Shibuya Crossing Tokio in den sozialen Medien: Reaktionen, Trends und EindrĂĽcke

Das Shibuya Scramble Crossing ist ein globaler Social-Media-Star. Millionenfach wird die Kreuzung auf Instagram, TikTok, YouTube und anderen Plattformen inszeniert – als hypermoderner Hintergrund für Tanzclips, als Zeitraffer-Aufnahme aus dem Hotelfenster, als stilles Schwarz-Weiß-Foto im Winterregen oder als Selfie-Spot im Neonlicht. Für Reisende aus Deutschland können Social-Media-Beiträge ein hilfreicher Vorgeschmack sein, ersetzen aber nicht die komplexe, mehrsinnige Erfahrung vor Ort.

Häufige Fragen zu Shibuya Crossing Tokio

Wo genau befindet sich das Shibuya Crossing Tokio?

Das Shibuya Crossing Tokio liegt unmittelbar vor dem Bahnhof Shibuya im Stadtteil Shibuya im Südwesten des zentralen Tokio. Die Kreuzung markiert den Knotenpunkt mehrerer großer Straßen, die den Bahnhof mit Einkaufs-, Entertainment- und Geschäftsvierteln verbinden. Wer aus der JR Yamanote-Linie oder den U-Bahn-Linien aussteigt und den Hachik?-Ausgang nutzt, steht nach wenigen Schritten direkt am Shibuya Scramble Crossing.

Warum ist das Shibuya Scramble Crossing so berĂĽhmt?

Das Shibuya Scramble Crossing ist berühmt, weil hier tausende Menschen gleichzeitig die Straße überqueren und dadurch ein beeindruckendes Bild von Bewegung und Dichte entsteht. Außerdem ist die Kreuzung durch Filme, Serien, Anime, Musikvideos und Social Media weltweit bekannt geworden. Viele internationale Medien nutzen Bilder dieser Kreuzung, um Tokio zu symbolisieren – ähnlich wie das Brandenburger Tor für Berlin oder der Eiffelturm für Paris steht.

Wie lässt sich das Shibuya Crossing Tokio am besten erleben?

Am intensivsten erlebt man das Shibuya Crossing Tokio, indem man mehrmals zu Fuß über die Kreuzung geht, unterschiedliche Ecken ausprobiert und auch den Blick von oben sucht – etwa aus Cafés, Einkaufszentren oder Aussichtsplattformen wie der Dachterrasse „Shibuya Sky“. Ein Besuch am frühen Abend, wenn Neonlichter und Menschenströme zusammentreffen, gilt vielen Reisenden als besonders eindrucksvoll.
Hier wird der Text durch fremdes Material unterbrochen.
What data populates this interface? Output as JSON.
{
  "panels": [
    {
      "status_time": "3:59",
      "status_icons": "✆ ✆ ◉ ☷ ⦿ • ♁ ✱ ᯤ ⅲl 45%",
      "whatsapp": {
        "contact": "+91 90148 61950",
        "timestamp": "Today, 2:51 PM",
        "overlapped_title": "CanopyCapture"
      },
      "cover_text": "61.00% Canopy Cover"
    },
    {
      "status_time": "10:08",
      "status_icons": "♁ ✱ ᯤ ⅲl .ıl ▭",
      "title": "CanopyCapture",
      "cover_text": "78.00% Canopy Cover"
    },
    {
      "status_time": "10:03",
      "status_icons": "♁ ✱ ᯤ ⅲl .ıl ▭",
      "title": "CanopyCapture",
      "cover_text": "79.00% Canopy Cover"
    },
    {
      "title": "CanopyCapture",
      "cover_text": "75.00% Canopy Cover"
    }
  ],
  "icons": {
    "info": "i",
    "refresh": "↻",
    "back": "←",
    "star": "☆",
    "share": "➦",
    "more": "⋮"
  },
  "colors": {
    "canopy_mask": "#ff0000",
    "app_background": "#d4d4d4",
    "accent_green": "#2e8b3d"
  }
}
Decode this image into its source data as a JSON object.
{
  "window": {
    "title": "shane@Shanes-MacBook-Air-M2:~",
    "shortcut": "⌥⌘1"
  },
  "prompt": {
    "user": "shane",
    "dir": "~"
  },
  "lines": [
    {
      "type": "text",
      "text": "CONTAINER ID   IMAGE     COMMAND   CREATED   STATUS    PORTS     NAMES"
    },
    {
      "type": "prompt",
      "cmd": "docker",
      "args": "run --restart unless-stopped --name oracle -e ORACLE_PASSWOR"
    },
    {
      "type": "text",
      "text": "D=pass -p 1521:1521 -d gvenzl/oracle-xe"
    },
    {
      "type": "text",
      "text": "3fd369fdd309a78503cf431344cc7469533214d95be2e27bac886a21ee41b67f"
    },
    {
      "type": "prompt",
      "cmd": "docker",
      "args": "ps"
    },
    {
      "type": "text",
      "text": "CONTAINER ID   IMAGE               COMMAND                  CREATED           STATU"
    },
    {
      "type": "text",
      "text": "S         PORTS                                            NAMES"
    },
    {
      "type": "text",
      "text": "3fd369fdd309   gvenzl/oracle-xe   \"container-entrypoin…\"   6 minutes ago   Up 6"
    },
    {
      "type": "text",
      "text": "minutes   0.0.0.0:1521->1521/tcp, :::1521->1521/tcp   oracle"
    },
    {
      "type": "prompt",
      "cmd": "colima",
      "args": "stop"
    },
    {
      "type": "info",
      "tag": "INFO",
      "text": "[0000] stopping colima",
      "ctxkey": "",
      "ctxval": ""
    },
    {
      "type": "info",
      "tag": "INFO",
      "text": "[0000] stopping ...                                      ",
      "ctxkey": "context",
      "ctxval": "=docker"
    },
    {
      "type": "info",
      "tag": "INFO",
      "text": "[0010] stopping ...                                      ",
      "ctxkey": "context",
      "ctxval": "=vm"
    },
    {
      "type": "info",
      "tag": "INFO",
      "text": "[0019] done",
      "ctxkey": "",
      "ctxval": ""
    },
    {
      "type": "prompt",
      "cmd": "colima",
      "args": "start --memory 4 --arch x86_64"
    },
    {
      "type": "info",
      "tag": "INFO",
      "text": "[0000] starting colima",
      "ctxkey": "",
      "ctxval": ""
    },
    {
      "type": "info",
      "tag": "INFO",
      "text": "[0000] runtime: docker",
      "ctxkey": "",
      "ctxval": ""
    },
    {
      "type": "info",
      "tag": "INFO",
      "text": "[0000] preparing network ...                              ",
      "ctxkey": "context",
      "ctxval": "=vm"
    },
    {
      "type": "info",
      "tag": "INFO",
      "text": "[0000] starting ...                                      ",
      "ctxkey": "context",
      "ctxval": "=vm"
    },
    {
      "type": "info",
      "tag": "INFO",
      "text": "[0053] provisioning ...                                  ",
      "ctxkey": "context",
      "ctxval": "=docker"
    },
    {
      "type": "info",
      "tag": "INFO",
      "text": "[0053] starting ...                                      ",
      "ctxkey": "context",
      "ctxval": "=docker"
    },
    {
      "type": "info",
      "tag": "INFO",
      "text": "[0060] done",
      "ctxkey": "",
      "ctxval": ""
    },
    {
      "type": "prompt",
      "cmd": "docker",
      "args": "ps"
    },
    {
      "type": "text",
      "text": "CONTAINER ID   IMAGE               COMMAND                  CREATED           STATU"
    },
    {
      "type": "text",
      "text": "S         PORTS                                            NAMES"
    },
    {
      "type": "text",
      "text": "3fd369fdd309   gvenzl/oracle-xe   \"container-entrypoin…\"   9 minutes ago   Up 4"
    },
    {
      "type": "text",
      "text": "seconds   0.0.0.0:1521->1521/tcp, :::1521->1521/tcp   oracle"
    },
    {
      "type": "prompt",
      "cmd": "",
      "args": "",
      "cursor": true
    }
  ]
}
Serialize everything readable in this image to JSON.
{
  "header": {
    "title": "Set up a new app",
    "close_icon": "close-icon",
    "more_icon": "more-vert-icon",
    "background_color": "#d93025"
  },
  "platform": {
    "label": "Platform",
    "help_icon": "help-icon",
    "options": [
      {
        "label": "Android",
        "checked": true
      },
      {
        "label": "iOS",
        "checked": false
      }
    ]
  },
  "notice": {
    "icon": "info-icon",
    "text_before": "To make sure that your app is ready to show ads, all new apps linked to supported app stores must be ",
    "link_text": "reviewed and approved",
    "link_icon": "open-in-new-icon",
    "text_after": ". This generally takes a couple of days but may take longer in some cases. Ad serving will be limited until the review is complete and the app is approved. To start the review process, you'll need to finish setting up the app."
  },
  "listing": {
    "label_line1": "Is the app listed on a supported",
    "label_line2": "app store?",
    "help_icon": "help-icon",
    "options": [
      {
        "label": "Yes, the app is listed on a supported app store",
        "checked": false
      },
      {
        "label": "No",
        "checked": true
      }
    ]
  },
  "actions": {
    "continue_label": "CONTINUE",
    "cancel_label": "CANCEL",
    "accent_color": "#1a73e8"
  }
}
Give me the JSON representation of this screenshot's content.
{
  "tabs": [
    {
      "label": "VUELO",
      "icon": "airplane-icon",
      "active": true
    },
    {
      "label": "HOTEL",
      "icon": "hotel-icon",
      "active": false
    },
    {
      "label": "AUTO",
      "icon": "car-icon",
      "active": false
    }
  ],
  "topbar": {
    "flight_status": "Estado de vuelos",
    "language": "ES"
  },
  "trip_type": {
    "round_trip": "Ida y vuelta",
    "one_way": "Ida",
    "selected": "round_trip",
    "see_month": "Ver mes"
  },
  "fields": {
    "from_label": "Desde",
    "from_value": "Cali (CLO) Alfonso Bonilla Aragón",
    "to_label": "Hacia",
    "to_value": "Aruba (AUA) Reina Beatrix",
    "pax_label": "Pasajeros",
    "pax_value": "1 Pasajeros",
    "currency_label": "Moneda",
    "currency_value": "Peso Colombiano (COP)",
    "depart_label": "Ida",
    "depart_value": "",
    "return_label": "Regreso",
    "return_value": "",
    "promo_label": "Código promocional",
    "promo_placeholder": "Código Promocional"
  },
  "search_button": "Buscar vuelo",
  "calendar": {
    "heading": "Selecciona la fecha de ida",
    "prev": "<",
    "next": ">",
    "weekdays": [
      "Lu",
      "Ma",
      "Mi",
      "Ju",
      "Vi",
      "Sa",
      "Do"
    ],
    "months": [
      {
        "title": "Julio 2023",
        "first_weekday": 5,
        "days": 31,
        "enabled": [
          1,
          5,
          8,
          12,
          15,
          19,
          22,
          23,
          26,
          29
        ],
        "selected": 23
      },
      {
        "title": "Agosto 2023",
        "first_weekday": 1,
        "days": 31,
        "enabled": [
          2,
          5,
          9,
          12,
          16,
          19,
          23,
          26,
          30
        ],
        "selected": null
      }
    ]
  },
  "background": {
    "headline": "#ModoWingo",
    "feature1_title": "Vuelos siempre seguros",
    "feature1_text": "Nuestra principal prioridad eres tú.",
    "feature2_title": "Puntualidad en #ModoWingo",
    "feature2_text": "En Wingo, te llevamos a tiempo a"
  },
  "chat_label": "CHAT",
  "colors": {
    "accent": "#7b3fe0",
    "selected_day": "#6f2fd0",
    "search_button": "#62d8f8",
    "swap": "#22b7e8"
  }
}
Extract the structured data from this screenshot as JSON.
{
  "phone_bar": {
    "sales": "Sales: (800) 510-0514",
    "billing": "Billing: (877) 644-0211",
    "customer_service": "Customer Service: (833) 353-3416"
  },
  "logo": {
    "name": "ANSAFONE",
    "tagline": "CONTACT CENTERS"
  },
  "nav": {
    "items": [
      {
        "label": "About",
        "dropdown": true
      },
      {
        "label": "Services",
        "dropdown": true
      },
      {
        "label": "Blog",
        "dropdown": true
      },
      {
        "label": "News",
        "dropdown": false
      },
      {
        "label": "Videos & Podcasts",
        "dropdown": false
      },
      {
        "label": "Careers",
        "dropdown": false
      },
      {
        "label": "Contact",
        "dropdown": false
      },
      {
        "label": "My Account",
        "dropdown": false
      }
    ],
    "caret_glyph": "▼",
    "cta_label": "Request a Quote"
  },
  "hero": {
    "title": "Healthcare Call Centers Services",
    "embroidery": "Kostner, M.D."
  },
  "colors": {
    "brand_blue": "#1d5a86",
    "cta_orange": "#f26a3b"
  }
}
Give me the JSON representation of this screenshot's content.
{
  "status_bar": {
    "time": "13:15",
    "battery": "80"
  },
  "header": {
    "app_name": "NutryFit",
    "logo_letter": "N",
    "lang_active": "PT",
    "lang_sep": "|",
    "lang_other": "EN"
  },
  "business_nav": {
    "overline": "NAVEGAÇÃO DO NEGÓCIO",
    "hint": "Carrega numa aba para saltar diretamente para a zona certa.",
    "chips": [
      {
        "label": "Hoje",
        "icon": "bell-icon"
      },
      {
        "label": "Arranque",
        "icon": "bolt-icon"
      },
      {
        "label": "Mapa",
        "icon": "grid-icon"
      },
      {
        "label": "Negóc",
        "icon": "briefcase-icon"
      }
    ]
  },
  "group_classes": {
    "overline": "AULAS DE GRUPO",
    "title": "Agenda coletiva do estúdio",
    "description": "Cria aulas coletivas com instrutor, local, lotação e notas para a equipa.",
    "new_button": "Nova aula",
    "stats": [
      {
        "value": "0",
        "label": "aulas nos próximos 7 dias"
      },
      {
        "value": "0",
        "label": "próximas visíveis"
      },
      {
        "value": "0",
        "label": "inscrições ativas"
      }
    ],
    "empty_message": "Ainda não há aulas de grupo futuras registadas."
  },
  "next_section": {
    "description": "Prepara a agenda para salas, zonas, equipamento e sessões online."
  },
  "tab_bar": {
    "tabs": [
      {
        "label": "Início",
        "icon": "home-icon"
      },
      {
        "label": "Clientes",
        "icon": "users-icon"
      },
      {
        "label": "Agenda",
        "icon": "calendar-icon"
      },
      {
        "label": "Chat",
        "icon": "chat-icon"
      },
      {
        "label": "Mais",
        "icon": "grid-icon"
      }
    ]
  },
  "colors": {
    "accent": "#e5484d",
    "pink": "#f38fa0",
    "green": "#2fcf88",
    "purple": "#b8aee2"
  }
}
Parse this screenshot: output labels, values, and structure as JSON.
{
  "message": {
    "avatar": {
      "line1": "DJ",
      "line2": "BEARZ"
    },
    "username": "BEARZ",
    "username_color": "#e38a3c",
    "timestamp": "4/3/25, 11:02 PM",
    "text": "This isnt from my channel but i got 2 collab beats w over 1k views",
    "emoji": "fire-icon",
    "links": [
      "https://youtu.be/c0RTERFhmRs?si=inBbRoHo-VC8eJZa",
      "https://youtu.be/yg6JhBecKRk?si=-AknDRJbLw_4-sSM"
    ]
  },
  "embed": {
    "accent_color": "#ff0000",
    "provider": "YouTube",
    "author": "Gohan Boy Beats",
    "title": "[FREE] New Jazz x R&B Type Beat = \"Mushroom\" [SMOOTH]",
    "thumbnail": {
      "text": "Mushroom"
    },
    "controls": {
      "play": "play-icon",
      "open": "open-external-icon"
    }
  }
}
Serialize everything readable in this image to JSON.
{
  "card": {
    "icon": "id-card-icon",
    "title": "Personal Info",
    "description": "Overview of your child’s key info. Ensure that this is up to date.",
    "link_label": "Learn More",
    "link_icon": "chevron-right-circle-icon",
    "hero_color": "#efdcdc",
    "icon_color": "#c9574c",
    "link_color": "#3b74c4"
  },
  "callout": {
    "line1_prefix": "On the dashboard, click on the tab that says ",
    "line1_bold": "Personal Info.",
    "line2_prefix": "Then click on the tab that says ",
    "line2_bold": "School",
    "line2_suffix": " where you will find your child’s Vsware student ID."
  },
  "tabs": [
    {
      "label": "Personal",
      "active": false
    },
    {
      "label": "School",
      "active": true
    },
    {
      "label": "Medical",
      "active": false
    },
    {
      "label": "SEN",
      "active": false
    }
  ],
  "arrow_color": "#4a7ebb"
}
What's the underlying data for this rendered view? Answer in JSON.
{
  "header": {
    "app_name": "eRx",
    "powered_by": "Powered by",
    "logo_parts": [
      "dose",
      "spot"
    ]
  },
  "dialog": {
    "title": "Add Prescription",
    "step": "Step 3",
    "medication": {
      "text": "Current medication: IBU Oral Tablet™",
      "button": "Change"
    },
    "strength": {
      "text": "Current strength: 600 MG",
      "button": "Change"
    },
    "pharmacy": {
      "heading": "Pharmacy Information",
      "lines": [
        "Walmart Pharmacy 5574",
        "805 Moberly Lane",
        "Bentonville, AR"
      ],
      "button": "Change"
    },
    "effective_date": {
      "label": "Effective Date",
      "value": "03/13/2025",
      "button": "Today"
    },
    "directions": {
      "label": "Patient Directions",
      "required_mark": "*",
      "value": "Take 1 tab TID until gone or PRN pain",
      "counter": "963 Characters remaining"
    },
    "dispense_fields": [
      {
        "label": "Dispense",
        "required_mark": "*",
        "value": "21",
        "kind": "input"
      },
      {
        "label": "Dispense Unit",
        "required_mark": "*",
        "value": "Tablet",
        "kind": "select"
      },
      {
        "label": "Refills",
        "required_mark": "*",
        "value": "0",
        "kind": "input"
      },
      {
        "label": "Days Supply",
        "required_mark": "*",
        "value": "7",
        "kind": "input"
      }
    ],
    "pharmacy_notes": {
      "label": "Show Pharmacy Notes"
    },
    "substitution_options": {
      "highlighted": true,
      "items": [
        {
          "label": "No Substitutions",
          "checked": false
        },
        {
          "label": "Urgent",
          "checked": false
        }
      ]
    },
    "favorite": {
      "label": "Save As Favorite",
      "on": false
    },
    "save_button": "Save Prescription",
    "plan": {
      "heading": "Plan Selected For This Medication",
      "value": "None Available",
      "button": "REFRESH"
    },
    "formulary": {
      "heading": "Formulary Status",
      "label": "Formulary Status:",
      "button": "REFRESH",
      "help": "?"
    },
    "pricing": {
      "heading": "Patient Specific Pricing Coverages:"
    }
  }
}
Ist das Shibuya Scramble Crossing sicher?

Für Fußgänger, die die Verkehrsregeln beachten, gilt das Shibuya Scramble Crossing als sicher. Die Ampelphasen sind klar geregelt und auf die großen Menschenmengen ausgelegt. Wichtig ist, nur bei Grün zu gehen, nicht mitten auf der Kreuzung stehen zu bleiben und Rücksicht auf andere zu nehmen. Wie in jeder Großstadt sollte man auf persönliche Gegenstände achten, doch Tokio gilt generell als sehr sichere Metropole mit vergleichsweise niedriger Kriminalitätsrate.

Welche Sehenswürdigkeiten liegen in der Nähe des Shibuya Crossing Tokio?

In unmittelbarer Nähe des Shibuya Crossing Tokio befinden sich die Hachik?-Statue, zahlreiche Einkaufszentren und Modehäuser, Restaurants, Bars und Game Center. In Gehweite liegen außerdem der Yoyogi-Park und der Meiji-Schrein, zwei der wichtigsten grünen und religiösen Orte der Stadt. Mit der Yamanote-Linie lassen sich von Shibuya aus schnell weitere wichtige Tokioter Stadtteile wie Shinjuku, Harajuku, Ginza oder Akihabara erreichen.